There was the time I picked up gyros from a local Greek restaurant. The gyros had cooled down considerably by the time we arrived home. I opted to popped the whole bag in the microwave, forgetting they were wrapped in foil and there was a stack of flimsy napkins in the bag. Within seconds the microwave was full of flames. The gyros survived but the same could not be said for the microwave,
Along a similar vein was the time as a teen I assumed a Pyrex bowl would work as well for melting butter as a metal bowl on a gas stove. You guessed it, that was the end of the Pyrex bowl.
These are the only ones I recall being directly responsible for. One of my favorite stories is when someone in the household misread a recipe and added a cup of salt instead of a pinch of salt to brownies. This was one of those disasters that likely should not have been salvage, but mom decided to try.
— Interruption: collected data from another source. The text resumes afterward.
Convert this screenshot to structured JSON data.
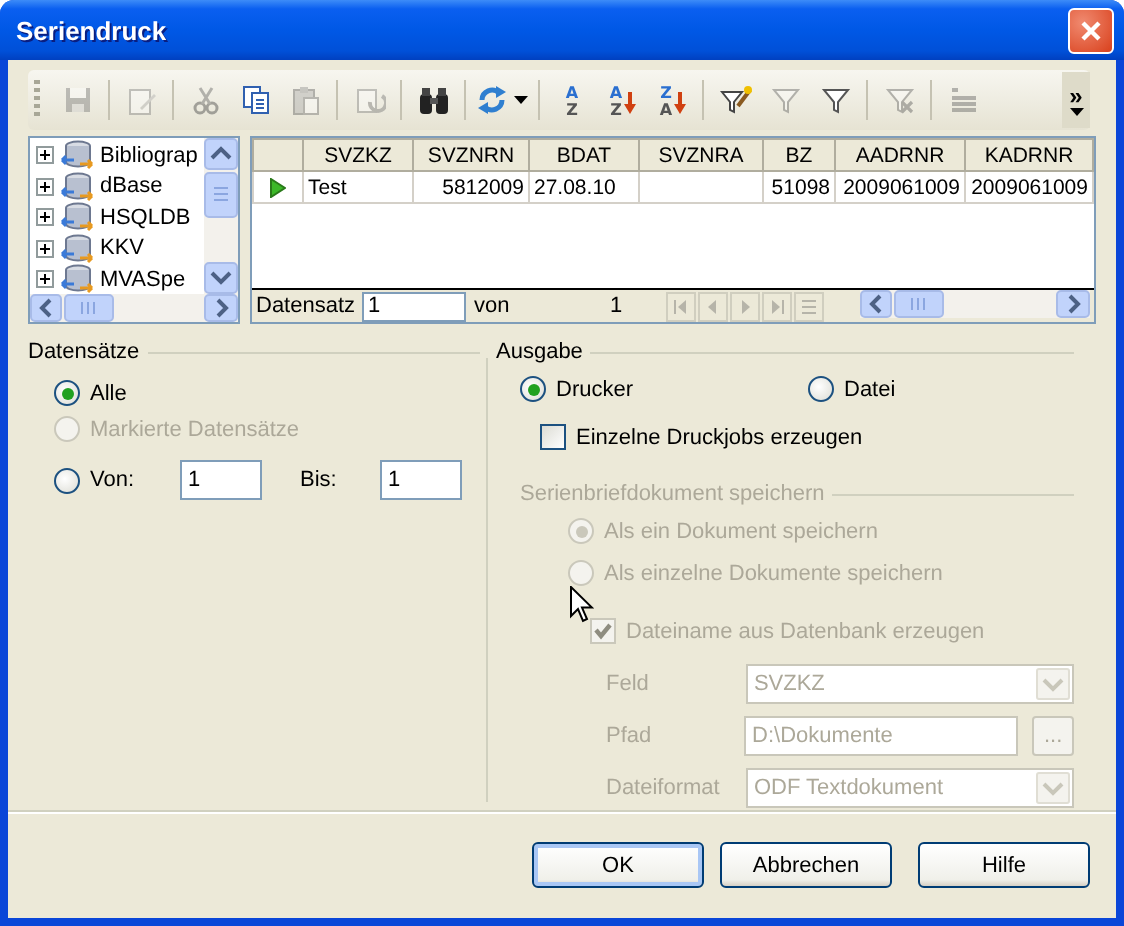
{
  "window": {
    "title": "Seriendruck"
  },
  "toolbar": {
    "items": [
      {
        "kind": "save",
        "disabled": true
      },
      {
        "kind": "separator"
      },
      {
        "kind": "edit",
        "disabled": true
      },
      {
        "kind": "separator"
      },
      {
        "kind": "cut",
        "disabled": true
      },
      {
        "kind": "copy",
        "disabled": false
      },
      {
        "kind": "paste",
        "disabled": true
      },
      {
        "kind": "separator"
      },
      {
        "kind": "insert",
        "disabled": true
      },
      {
        "kind": "separator"
      },
      {
        "kind": "find",
        "disabled": false
      },
      {
        "kind": "separator"
      },
      {
        "kind": "refresh",
        "disabled": false,
        "menu": true
      },
      {
        "kind": "separator"
      },
      {
        "kind": "sort",
        "disabled": false,
        "letters": [
          "A",
          "Z"
        ]
      },
      {
        "kind": "sort-ascending",
        "disabled": false,
        "letters": [
          "A",
          "Z"
        ]
      },
      {
        "kind": "sort-descending",
        "disabled": false,
        "letters": [
          "Z",
          "A"
        ]
      },
      {
        "kind": "separator"
      },
      {
        "kind": "autofilter",
        "disabled": false
      },
      {
        "kind": "filter",
        "disabled": true
      },
      {
        "kind": "filter",
        "disabled": false
      },
      {
        "kind": "separator"
      },
      {
        "kind": "remove-filter",
        "disabled": true
      },
      {
        "kind": "separator"
      },
      {
        "kind": "list",
        "disabled": true
      }
    ],
    "overflow": "»"
  },
  "data_sources": [
    {
      "label": "Bibliograp",
      "expanded": false
    },
    {
      "label": "dBase",
      "expanded": false
    },
    {
      "label": "HSQLDB",
      "expanded": false
    },
    {
      "label": "KKV",
      "expanded": false
    },
    {
      "label": "MVASpe",
      "expanded": false
    }
  ],
  "grid": {
    "columns": [
      "SVZKZ",
      "SVZNRN",
      "BDAT",
      "SVZNRA",
      "BZ",
      "AADRNR",
      "KADRNR"
    ],
    "rows": [
      {
        "current": true,
        "cells": [
          "Test",
          "5812009",
          "27.08.10",
          null,
          "51098",
          "2009061009",
          "2009061009"
        ]
      }
    ],
    "navigator": {
      "label": "Datensatz",
      "record": "1",
      "of_label": "von",
      "total": "1",
      "buttons": [
        {
          "kind": "first",
          "disabled": true
        },
        {
          "kind": "previous",
          "disabled": true
        },
        {
          "kind": "next",
          "disabled": true
        },
        {
          "kind": "last",
          "disabled": true
        },
        {
          "kind": "new",
          "disabled": true
        }
      ]
    }
  },
  "records": {
    "title": "Datensätze",
    "options": [
      {
        "label": "Alle",
        "selected": true,
        "disabled": false
      },
      {
        "label": "Markierte Datensätze",
        "selected": false,
        "disabled": true
      },
      {
        "label": "Von:",
        "selected": false,
        "disabled": false
      }
    ],
    "from": "1",
    "to_label": "Bis:",
    "to": "1"
  },
  "output": {
    "title": "Ausgabe",
    "targets": [
      {
        "label": "Drucker",
        "selected": true
      },
      {
        "label": "Datei",
        "selected": false
      }
    ],
    "separate_jobs": {
      "label": "Einzelne Druckjobs erzeugen",
      "checked": false
    },
    "save": {
      "title": "Serienbriefdokument speichern",
      "disabled": true,
      "options": [
        {
          "label": "Als ein Dokument speichern",
          "selected": true
        },
        {
          "label": "Als einzelne Dokumente speichern",
          "selected": false
        }
      ],
      "filename_from_db": {
        "label": "Dateiname aus Datenbank erzeugen",
        "checked": true
      },
      "fields": [
        {
          "kind": "select",
          "label": "Feld",
          "value": "SVZKZ"
        },
        {
          "kind": "path",
          "label": "Pfad",
          "value": "D:\\Dokumente",
          "browse": "..."
        },
        {
          "kind": "select",
          "label": "Dateiformat",
          "value": "ODF Textdokument"
        }
      ]
    }
  },
  "buttons": [
    {
      "label": "OK",
      "default": true
    },
    {
      "label": "Abbrechen",
      "default": false
    },
    {
      "label": "Hilfe",
      "default": false
    }
  ]
}
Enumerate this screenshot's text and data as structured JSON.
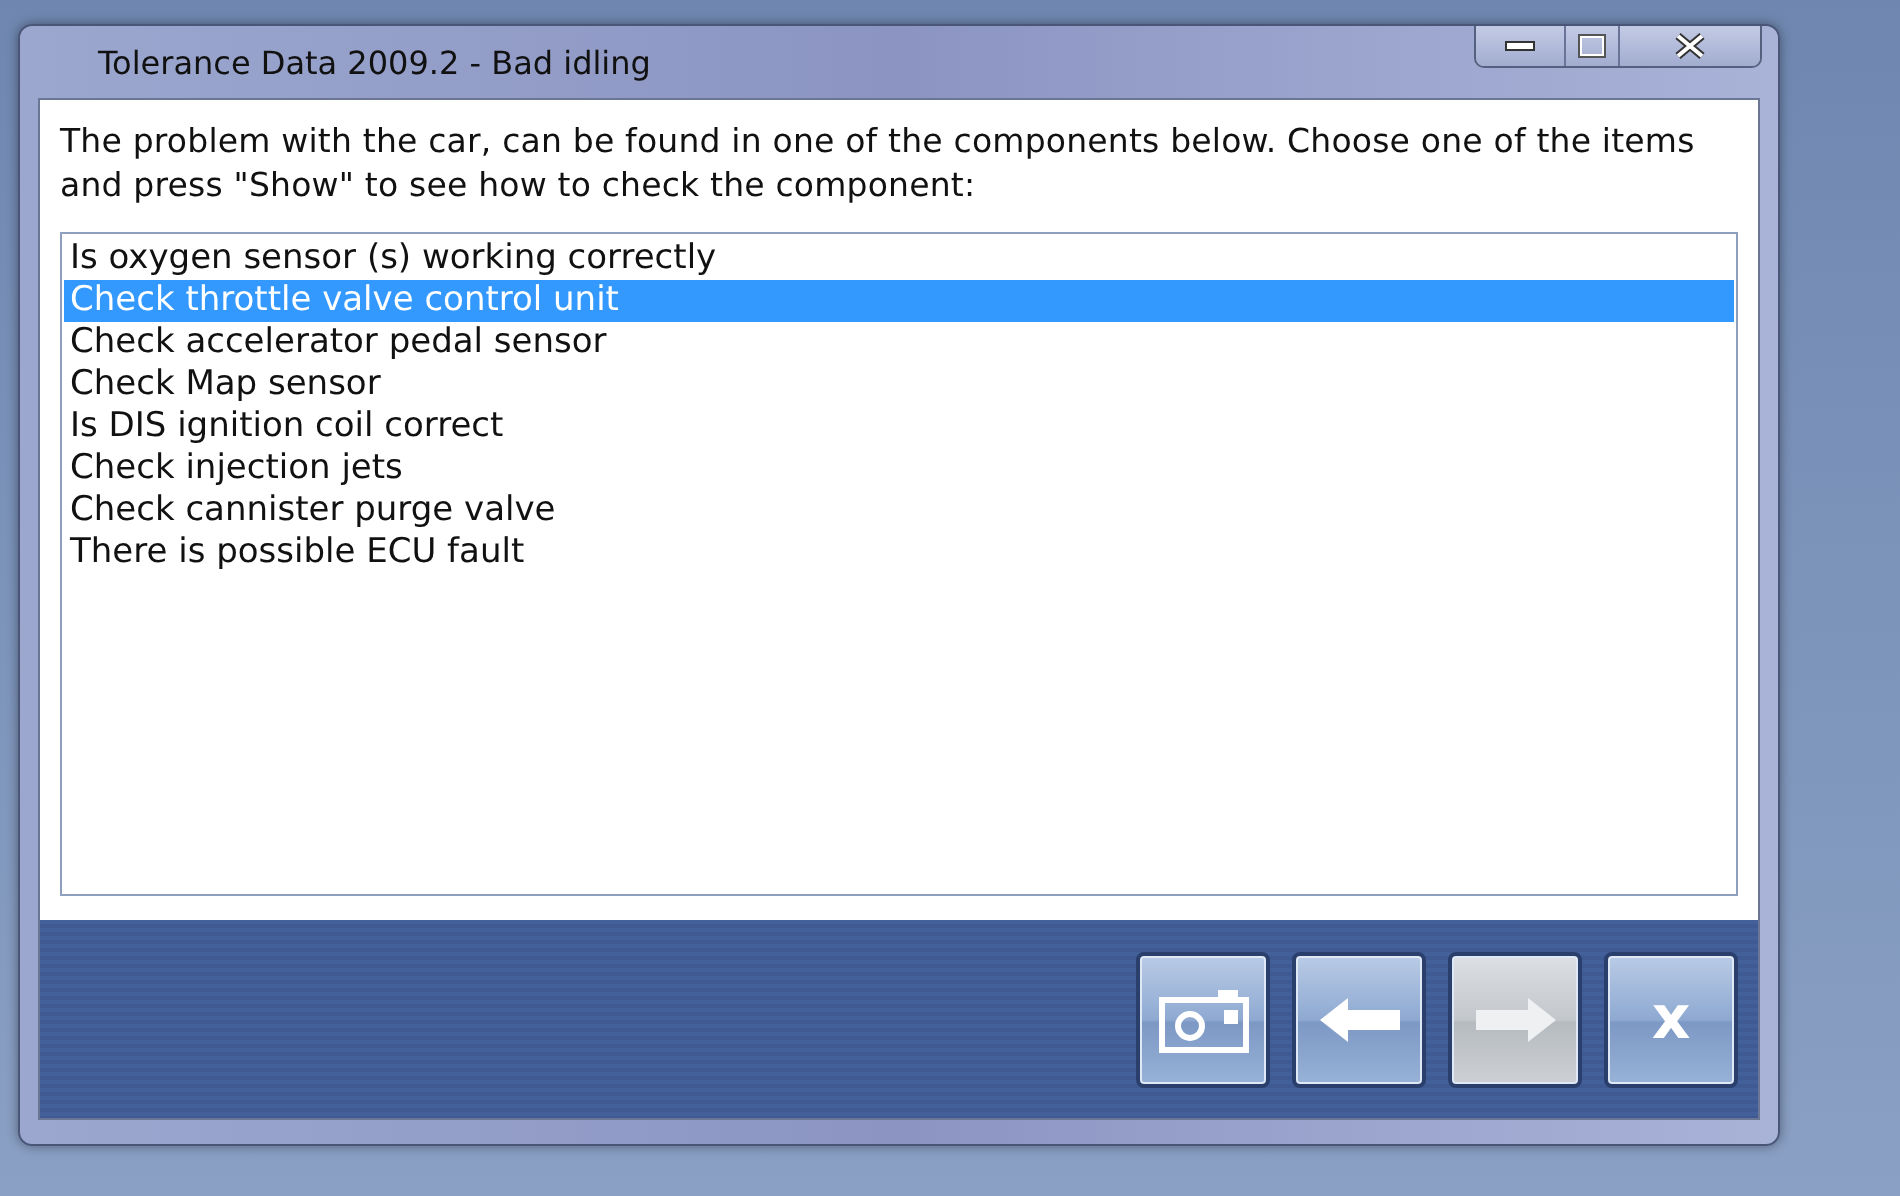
{
  "window": {
    "title": "Tolerance Data 2009.2 - Bad idling"
  },
  "instruction": "The problem with the car, can be found in one of the components below. Choose one of the items and press \"Show\" to see how to check the component:",
  "items": [
    {
      "label": "Is oxygen sensor (s) working correctly",
      "selected": false
    },
    {
      "label": "Check throttle valve control unit",
      "selected": true
    },
    {
      "label": "Check accelerator pedal sensor",
      "selected": false
    },
    {
      "label": "Check Map sensor",
      "selected": false
    },
    {
      "label": "Is DIS ignition coil correct",
      "selected": false
    },
    {
      "label": "Check injection jets",
      "selected": false
    },
    {
      "label": "Check cannister purge valve",
      "selected": false
    },
    {
      "label": "There is possible ECU fault",
      "selected": false
    }
  ],
  "buttons": [
    {
      "kind": "camera",
      "disabled": false
    },
    {
      "kind": "back",
      "disabled": false
    },
    {
      "kind": "forward",
      "disabled": true
    },
    {
      "kind": "close",
      "text": "x",
      "disabled": false
    }
  ]
}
By the time she added enough oatmeal and other ingredients to dilute the salt there were dozens and dozens of cookies. As I recall the story, several boxes ended up at boy scout camp with my brothers and were use as weapons against a neighboring camp. Another piece of the story is years later they were used to melt snow after a storm.
Even with the disaster nature of each of these situations they are truly legacy moments. Each one will be with me forever.